Baptiste was soon selling coconuts on his own regularly out of a barrow and he says this is how he met Michael “Gaboo” Alexander.
“I sold him a coconut and it became a regular thing,” said Baptiste. “I would bring him coconuts every week.”
Baptiste explains that he and “Gaboo” became fast friends and he was soon living near his house.
“I stopped selling coconuts and I just started liming with Gaboo,” said Baptiste. “I respected him as a friend no matter what is said about the drug thing.”
Baptiste explained that his life changed.
“There were constant battles, whether with the police or other people in the business,” he explained of life as a “bad boy.”
Both Alexander and Baptiste were sentenced to prison for 20 years but he explained that after appealing their case they only served five years.
Following his stint in prison Baptiste says he decided to change his life.
“I tried my best to stay away from crime,” he said. “I face a lot of stuff you know. People blocking me from getting a US Visa, jobs all kinds of things. People don’t let you forget easily.”
Baptiste says faith in God has “helped me to battle evil spirits”.
He hit a road block he said when he lost his job with the Castries City Council.
“I used to take care of the Derek Walcott Square,” he said. “Teachers used to come meet me at the square and I would go to the different schools and speak to the young people about my life and how I tried to make something good out of all the bad. I felt good about what I was doing. I was trying to tell them about my life in prison so they would not go that way. Some kids nowadays don’t want to listen to their parents but when they hear it from someone who has been through it they feel it more.”
Baptiste claims that he lost his job with the Castries City Council because of his perceived political stance. He claims that a politician in the last government specifically requested he be fired. He also claims that he has not yet been properly compensated by the CCC but he has moved on. Baptiste says he has no time for politicians on either side and believes that they are at the root of what is killing Saint Lucia.
“They are all the same,” he said. “They don’t care about the youth; they encourage crime by their actions. They don’t really want things to get better, because it is always better for them.”
Baptiste added that despite the odds he feels his path in life is to direct young people to the right path whenever he can.
“The young people need something to do,” he said.
Baptiste explains that “the influence of money” forces young people into a life of crime.
“The money fuels it. The quick money,” he said. “If you have someone who is willing take care of you and give you money when you don’t have that becomes your group, your gang. Once you have the money and the guns, you have the power.”

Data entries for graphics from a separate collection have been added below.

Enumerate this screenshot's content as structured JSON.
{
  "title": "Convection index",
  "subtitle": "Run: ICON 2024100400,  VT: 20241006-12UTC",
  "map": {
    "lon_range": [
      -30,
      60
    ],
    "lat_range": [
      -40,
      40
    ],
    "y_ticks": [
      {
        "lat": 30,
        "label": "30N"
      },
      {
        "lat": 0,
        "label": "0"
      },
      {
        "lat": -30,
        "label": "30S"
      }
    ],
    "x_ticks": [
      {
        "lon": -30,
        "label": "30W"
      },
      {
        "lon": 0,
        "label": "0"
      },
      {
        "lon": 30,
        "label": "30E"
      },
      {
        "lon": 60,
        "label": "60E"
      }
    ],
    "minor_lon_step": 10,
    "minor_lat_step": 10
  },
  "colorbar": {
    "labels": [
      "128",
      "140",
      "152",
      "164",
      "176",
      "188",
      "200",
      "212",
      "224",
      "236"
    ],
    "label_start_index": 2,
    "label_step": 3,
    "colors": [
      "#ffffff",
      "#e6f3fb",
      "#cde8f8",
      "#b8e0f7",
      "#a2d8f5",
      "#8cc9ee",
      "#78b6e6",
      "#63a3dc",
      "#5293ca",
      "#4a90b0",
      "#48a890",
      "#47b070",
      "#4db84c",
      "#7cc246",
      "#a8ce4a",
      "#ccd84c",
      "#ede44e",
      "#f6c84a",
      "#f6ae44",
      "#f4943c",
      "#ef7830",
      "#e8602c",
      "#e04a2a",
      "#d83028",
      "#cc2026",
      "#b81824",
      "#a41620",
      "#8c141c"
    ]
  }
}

The reformed bad boy says he tries to speak with young men from the ghetto because he understands the mentality.
“When they sit in the ghetto and they not occupied what do you think is going through their minds? They don’t have a plate of food yet, what you think they are thinking of doing? When they want to buy a shoe where they getting the money from? It is very simple.”
Baptiste says given the opportunity he thinks
most young men would choose to do an honest day’s work.
“Most times crime is the last choice,” noted Baptiste.
His final word: “The situation St Lucia is in it is not easy to slow down the crime anymore. We have to start when they are young; reach them at the school level. We have to save our young people from crime and lecture them from young. We will reach some of them at least.
“If we can just reach one that’s enough. I just want the young people out there to look at me as an example. I changed my life and I
am thankful that I could
see my kids grow up. I just want the youth to know that they don’t have to choose crime.”
As for the photo in the STAR of him in the early 1990s Baptiste took a final look and said: “That’s ‘Wadda,’ That’s not me anymore.”